Nicht wenig erschrocken bin ich im Frühsommer 2012. Erschrocken über das Statement des bis heute als integer gehandelten damaligen Bundespräsidenten Gauck: "dass es wieder deutsche Gefallene gibt, ist für unsere glücksüchtige Gesellschaft schwer zu ertragen“.2
The pursuit of happiness (das Streben nach Glück) ist in den USA eines von drei Grundrechten in Verfassungsrang, neben dem Leben und der Freiheit. Und da stellt sich in unserem Land einer hin und verkündet, sinngemäß: „Zu viel Glück ist nicht gut für euch, es muss endlich mal wieder richtig gestorben werden, und zwar im Krieg“. Und nur wenige störten sich an dieser unerhörten Anmaßung, an dieser dummdreisten Brutalität.
Da habe ich dann vollends verstanden, dass diese perfide, schleichende, bevormundende Gewöhnungsstrategie schon längst auf dem Siegeszug ist.
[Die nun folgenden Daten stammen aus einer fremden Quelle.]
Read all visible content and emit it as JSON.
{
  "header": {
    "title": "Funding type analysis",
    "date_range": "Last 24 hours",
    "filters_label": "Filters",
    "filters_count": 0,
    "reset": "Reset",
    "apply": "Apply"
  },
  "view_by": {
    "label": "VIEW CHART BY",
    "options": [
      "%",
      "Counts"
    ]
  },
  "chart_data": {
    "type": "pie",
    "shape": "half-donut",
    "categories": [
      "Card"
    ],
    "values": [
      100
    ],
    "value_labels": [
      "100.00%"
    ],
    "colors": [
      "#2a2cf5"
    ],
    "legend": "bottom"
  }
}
In diesen Tagen marschiert halt ganz vorne ein Herr Pistorius, neben ihm ein Bundeskanzler, der kürzlich unter zum Teil heftigem Beifall im Bundestag in Berlin mal eben das Sümmchen von hundert Milliarden an Rüstungskohle aus dem Ärmel schüttelte. 100 Milliarden sind eine Zahl mit elf Nullen.
Ich bin Till Bastian von Herzen dankbar für seine so eindeutigen wie unerschrockenen Worte wider den Wahnsinn, immer noch und immer wieder Krieg als Mittel der Politik zu akzeptieren, gar ein ganzes Land auf Krieg einzustimmen.
Möge sein Appell viele Menschen im Land erreichen, ihnen Mut machen, laut zu werden, Widerstand zu leisten gegen eine todbringende Gewöhnungsstrategie, gegen das fahrlässige Herbeireden von Krieg. Es ist höchste Zeit.
Gern empfehle ich Till Bastians Appell.